According to a letter to servicers written by six Democratic senators led by Elizabeth Warren (MA), "The restart of tens of millions of borrowers’ student loan payments marks an unprecedented event with a heightened risk of borrower harm."
That said, the biggest risk to borrowers — assuming they can avoid outright scams — might be time wasted on the administrative hassle related to setting up their accounts and choosing a repayment plan. While interest will begin accruing Sept. 1, borrowers that don’t make full payments won’t see any demerits on their credit report for the first 12 months.
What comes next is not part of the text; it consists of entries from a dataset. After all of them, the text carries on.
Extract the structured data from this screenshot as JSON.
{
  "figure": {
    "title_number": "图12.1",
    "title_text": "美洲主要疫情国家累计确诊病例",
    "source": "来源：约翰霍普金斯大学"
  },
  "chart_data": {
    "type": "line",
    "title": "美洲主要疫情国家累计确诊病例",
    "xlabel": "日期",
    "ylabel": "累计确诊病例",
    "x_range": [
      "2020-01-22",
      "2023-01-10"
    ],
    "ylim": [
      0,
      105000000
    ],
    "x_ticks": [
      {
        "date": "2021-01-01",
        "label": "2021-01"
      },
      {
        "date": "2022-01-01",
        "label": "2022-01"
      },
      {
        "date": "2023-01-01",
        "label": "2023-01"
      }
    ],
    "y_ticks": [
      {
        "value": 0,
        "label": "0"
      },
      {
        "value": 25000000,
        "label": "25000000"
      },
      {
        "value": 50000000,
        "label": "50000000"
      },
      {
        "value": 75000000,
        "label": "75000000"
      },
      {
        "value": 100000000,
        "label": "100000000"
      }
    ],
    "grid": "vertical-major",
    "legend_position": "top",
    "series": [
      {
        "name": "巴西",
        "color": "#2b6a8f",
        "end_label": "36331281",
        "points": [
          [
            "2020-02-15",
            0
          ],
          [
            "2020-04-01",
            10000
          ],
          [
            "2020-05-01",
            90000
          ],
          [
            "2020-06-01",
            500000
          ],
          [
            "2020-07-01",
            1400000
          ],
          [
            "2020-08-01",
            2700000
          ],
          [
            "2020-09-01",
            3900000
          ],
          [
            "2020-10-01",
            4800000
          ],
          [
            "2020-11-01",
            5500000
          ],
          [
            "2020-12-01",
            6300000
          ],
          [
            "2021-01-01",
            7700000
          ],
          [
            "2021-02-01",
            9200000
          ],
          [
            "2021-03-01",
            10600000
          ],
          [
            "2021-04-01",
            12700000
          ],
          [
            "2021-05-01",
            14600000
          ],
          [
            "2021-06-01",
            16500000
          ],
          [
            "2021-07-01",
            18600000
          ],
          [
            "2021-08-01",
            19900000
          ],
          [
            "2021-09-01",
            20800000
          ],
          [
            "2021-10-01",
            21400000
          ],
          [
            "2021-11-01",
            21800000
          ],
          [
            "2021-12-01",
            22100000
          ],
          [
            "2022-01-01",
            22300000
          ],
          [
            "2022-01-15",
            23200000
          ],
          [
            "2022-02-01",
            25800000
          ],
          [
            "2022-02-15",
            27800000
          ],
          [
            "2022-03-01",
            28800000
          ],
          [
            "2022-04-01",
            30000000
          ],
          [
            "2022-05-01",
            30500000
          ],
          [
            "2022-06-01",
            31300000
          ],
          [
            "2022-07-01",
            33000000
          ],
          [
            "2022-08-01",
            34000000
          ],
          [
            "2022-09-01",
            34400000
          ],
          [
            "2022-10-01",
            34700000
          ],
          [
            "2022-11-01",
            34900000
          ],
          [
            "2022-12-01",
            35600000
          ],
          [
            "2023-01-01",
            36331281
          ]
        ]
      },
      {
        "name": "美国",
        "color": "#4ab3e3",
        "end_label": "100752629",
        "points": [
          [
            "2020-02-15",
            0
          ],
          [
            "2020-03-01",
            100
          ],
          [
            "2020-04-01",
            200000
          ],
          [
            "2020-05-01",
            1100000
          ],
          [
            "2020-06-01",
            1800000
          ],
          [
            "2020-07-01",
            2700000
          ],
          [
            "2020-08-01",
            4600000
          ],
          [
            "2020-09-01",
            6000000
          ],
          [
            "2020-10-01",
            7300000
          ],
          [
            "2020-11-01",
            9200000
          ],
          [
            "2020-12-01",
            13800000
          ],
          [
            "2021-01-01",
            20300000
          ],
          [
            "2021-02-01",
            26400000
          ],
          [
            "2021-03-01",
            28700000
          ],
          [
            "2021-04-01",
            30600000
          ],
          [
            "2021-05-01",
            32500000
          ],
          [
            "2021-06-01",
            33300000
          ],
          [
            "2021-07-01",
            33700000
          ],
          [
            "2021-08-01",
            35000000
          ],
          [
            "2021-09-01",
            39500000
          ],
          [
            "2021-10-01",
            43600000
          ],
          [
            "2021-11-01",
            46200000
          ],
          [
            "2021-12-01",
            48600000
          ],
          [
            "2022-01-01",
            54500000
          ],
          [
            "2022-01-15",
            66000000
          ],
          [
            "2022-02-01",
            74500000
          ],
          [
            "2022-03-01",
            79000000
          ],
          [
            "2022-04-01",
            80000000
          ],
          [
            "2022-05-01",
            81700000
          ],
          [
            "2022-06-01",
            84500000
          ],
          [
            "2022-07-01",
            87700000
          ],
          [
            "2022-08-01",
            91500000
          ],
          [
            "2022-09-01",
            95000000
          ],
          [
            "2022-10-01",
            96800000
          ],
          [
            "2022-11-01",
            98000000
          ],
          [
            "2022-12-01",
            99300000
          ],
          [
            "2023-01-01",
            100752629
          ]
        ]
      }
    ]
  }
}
Loan servicers want to go full-speed ahead, but they’re concerned there isn’t enough time to communicate with borrowers. Servicers process payments and help struggling borrowers figure out repayment plans. -Bloomberg
In an attempt to streamline the process, the Biden administration has launched a 'beta version' of a revised, income-driven student loan repayment platform, SAVE, following a June 30 decision by the US Supreme Court to strike down the Biden administration's controversial student loan forgiveness plan, which would have knocked as much as $20,000 off the balances of around 40 million borrowers.
At present, the DOE offers four Income-Driven Repayment plans for students to pay off their debts—Revised Pay As You Earn Repayment Plan (REPAYE Plan), Pay As You Earn Repayment Plan (PAYE Plan), Income-Based Repayment Plan (IBR Plan), and Income-Contingent Repayment Plan (ICR Plan).
The SAVE plan is intended to replace the REPAYE plan, which is one of the most widely used of the four existing plans. The remaining three will be phased out or limited by the DOE.
Borrowers who are already enrolled in the REPAYE plan or recently applied for it will automatically be transferred to the SAVE plan. There is no need to reapply for such borrowers. -Epoch Times
Here's where the impact will be most felt
According to Morgan Stanley, households are less able to make student loan payments than they were a year ago, with those making under $50,000 obviously in the most trouble. Of that cohort, 47% say they won't be able to make all of their monthly student loan payments. That drops down to 29% of those making between $50,000 and $99,999, and 14% of those making over $100,000.
When it comes to anticipated corporate exposure, it comes down to discretionary vs. non-discretionary. Those most exposed include Dick's Sporting Goods, Target, Ulta Beauty, Wayfair and Williams-Sonoma, while companies which are least exposed include Auto Parts companies, Dollar Stores, Kroger and Walmart.
Here's an indication of exposure by age group for various retailers.
MS is anticipating that the resumption of student loan repayments could re-accelerate consumer delinquency rates vs. their previous estimates.